Os primeiros dias foram difíceis. O Rui ligava-me dezenas de vezes por dia, deixava mensagens ameaçadoras: “Se não voltares já para casa, nunca mais vês os teus filhos!” Fui à polícia pedir ajuda. Disseram-me para ter calma, para procurar um advogado.
A vergonha era enorme. Sentia-me culpada por ter deixado o Rui, por ter tirado os filhos da casa deles. Mas aos poucos comecei a respirar outra vez. A Teresa ajudou-me a encontrar um emprego numa pastelaria perto da escola dos miúdos. O ordenado era pouco, mas era meu.
Um dia, enquanto limpava mesas na pastelaria, ouvi duas clientes a falar:
— Sabes quem é aquela? É a Mariana, mulher do Rui da farmácia… Dizem que ela fugiu com os filhos!
Senti o olhar delas cravado nas minhas costas como facas afiadas. Mas continuei a trabalhar. Pela primeira vez em anos sentia-me dona da minha vida.
O processo do divórcio foi longo e doloroso. O Rui tentou tudo para me fazer voltar: ameaças, promessas vazias, até chorou à porta da casa da Teresa.
— Mariana, volta para casa!
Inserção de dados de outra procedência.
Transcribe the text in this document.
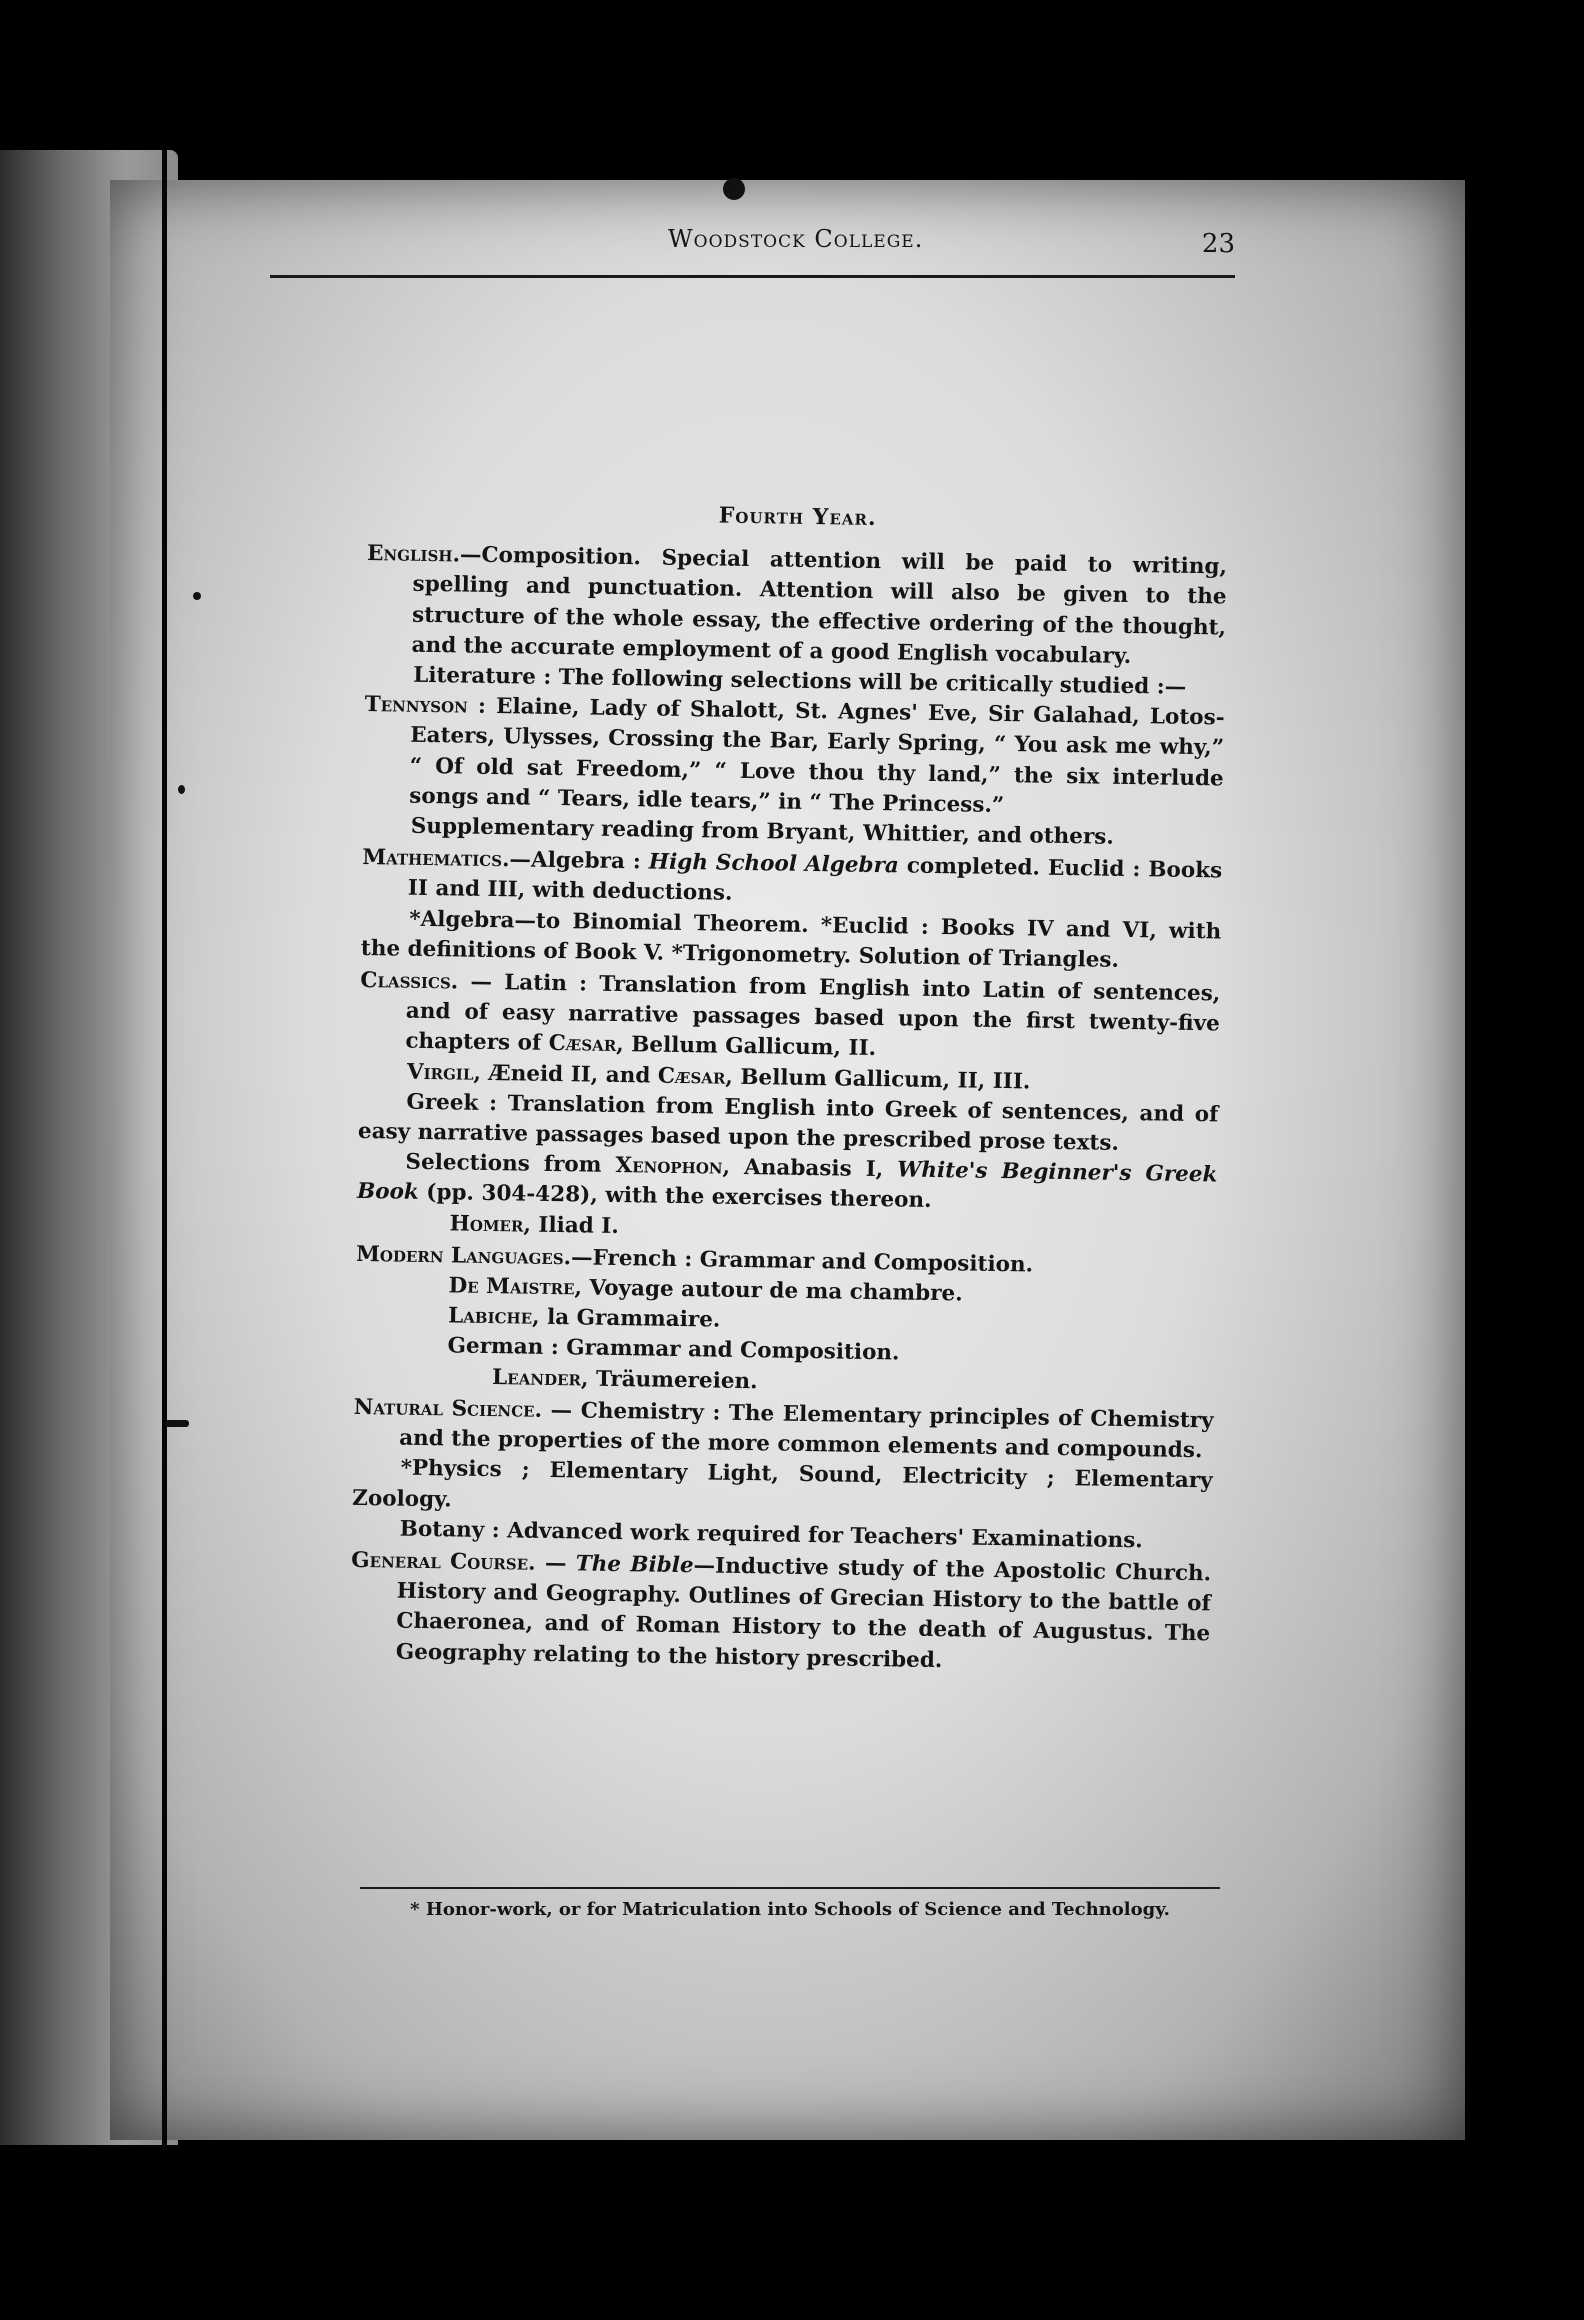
Woodstock College.	23
Fourth Year.

English.—Composition. Special attention will be paid to writing, spelling and punctuation. Attention will also be given to the structure of the whole essay, the effective ordering of the thought, and the accurate employment of a good English vocabulary.

Literature : The following selections will be critically studied :—

Tennyson : Elaine, Lady of Shalott, St. Agnes' Eve, Sir Galahad, Lotos-Eaters, Ulysses, Crossing the Bar, Early Spring, “ You ask me why,” “ Of old sat Freedom,” “ Love thou thy land,” the six interlude songs and “ Tears, idle tears,” in “ The Princess.”

Supplementary reading from Bryant, Whittier, and others.

Mathematics.—Algebra : High School Algebra completed. Euclid : Books II and III, with deductions.

*Algebra—to Binomial Theorem. *Euclid : Books IV and VI, with the definitions of Book V. *Trigonometry. Solution of Triangles.

Classics. — Latin : Translation from English into Latin of sentences, and of easy narrative passages based upon the first twenty-five chapters of Cæsar, Bellum Gallicum, II.

Virgil, Æneid II, and Cæsar, Bellum Gallicum, II, III.

Greek : Translation from English into Greek of sentences, and of easy narrative passages based upon the prescribed prose texts.

Selections from Xenophon, Anabasis I, White's Beginner's Greek Book (pp. 304-428), with the exercises thereon.

Homer, Iliad I.

Modern Languages.—French : Grammar and Composition.

De Maistre, Voyage autour de ma chambre.

Labiche, la Grammaire.

German : Grammar and Composition.

Leander, Träumereien.

Natural Science. — Chemistry : The Elementary principles of Chemistry and the properties of the more common elements and compounds.

*Physics ; Elementary Light, Sound, Electricity ; Elementary Zoology.

Botany : Advanced work required for Teachers' Examinations.

General Course. — The Bible—Inductive study of the Apostolic Church. History and Geography. Outlines of Grecian History to the battle of Chaeronea, and of Roman History to the death of Augustus. The Geography relating to the history prescribed.

* Honor-work, or for Matriculation into Schools of Science and Technology.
Eu mudo! Fazemos tudo diferente!
Mas eu já não acreditava nele. Os miúdos também começaram a perceber que havia outra forma de viver: sem gritos, sem medo.
Hoje olho para trás e vejo o quanto cresci desde aquele dia em que saí porta fora só com uma mochila e um caderno cheio de mágoas. Não foi fácil reconstruir-me. Ainda tenho medo do futuro, ainda me sinto insegura muitas vezes.
Mas agora sei que mereço mais do que uma vida controlada por alguém que diz amar-me mas só sabe prender-me.
Às vezes pergunto-me: quantas mulheres vivem presas em casamentos assim? Quantas têm coragem de sair? E vocês… já sentiram que perderam quem eram por causa de alguém?